The main accessibility consideration when using color is color blindness. Color blindness is quite complex because there are different types of color blindness, and it can vary from person to person. However, its detailed understanding is not essential to be able to create content that is accessible to the color-blind people. The key point to know is that color-blind people cannot differentiate between certain color combinations, because they perceive colors differently. The recommendation for Web design is that visual information, messages, or instructions should not be conveyed via color only. This is achieved by providing information through multiple forms. For example, you can:
- Provide text explanation, such as “red dots on white background.” Note, however, that using the technique of displaying text explanation on cursor hovering over an item will not work on a touch-screen device. Also, you should use actual color names rather than aliases, wherever possible. For example, purple should be used instead of grape, as not all grapes are purple. Incidentally, the technique of providing text explanation also benefits blind users, since screen readers can read out the text.

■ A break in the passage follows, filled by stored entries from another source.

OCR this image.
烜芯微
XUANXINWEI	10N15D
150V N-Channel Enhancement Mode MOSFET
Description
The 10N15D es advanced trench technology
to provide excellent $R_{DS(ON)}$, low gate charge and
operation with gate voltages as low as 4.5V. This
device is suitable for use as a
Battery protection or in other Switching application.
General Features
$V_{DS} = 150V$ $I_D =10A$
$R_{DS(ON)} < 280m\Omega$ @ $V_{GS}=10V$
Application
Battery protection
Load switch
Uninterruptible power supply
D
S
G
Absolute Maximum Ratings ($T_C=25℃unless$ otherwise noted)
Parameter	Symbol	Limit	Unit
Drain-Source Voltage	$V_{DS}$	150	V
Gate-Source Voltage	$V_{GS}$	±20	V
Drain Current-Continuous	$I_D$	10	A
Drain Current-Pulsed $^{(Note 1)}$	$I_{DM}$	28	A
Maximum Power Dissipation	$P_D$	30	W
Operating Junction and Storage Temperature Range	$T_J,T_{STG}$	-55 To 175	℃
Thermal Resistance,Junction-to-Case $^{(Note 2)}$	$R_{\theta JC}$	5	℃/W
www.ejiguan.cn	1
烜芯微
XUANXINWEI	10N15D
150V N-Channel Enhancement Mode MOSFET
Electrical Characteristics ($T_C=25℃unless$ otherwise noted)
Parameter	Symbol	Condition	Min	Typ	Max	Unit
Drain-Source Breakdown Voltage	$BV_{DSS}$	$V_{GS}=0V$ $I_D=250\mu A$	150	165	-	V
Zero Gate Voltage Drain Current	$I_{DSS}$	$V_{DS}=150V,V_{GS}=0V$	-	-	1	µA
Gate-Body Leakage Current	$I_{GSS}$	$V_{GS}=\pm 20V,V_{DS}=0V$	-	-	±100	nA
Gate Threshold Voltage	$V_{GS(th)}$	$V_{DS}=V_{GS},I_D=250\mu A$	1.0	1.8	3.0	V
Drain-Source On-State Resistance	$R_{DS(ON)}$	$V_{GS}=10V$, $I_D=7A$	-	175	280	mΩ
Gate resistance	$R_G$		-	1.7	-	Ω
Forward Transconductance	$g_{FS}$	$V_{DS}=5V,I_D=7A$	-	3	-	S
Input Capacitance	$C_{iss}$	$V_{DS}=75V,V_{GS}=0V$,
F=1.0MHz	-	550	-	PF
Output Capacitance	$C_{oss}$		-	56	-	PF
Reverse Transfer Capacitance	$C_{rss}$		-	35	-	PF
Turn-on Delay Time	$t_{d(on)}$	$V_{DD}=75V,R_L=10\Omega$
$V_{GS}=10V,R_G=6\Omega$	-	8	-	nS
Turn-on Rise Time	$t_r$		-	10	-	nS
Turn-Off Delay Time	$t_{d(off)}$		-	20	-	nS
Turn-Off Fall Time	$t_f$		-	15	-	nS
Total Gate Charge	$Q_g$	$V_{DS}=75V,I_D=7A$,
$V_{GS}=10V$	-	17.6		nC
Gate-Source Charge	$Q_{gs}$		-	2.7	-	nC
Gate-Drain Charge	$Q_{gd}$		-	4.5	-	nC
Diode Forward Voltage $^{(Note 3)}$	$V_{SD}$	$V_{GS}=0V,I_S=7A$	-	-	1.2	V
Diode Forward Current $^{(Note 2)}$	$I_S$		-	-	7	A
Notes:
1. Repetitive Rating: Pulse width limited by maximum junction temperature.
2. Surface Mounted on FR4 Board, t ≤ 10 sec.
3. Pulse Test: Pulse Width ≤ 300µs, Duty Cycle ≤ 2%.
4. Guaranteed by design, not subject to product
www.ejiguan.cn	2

- Annotate color use to provide more information. For example, apply labels that show category name and, possibly, values or percentages. Such labels can be inside or outside the relevant elements.
- Use different text styles for different colors (e.g., italic, bold, underline), if possible and they are compatible with overall design goal.
- Use shades of the same color, since color-blind people can differentiate between lightness.
- Use texture, pattern, shape, size, or data table in addition to color, where possible, to make information more accessible to color-blind people. Typical candidates are pie and bar charts, as well as maps. The illustration in Figure 9.20, for example, uses different patterns. A data table should provide exactly the same information and in the same order.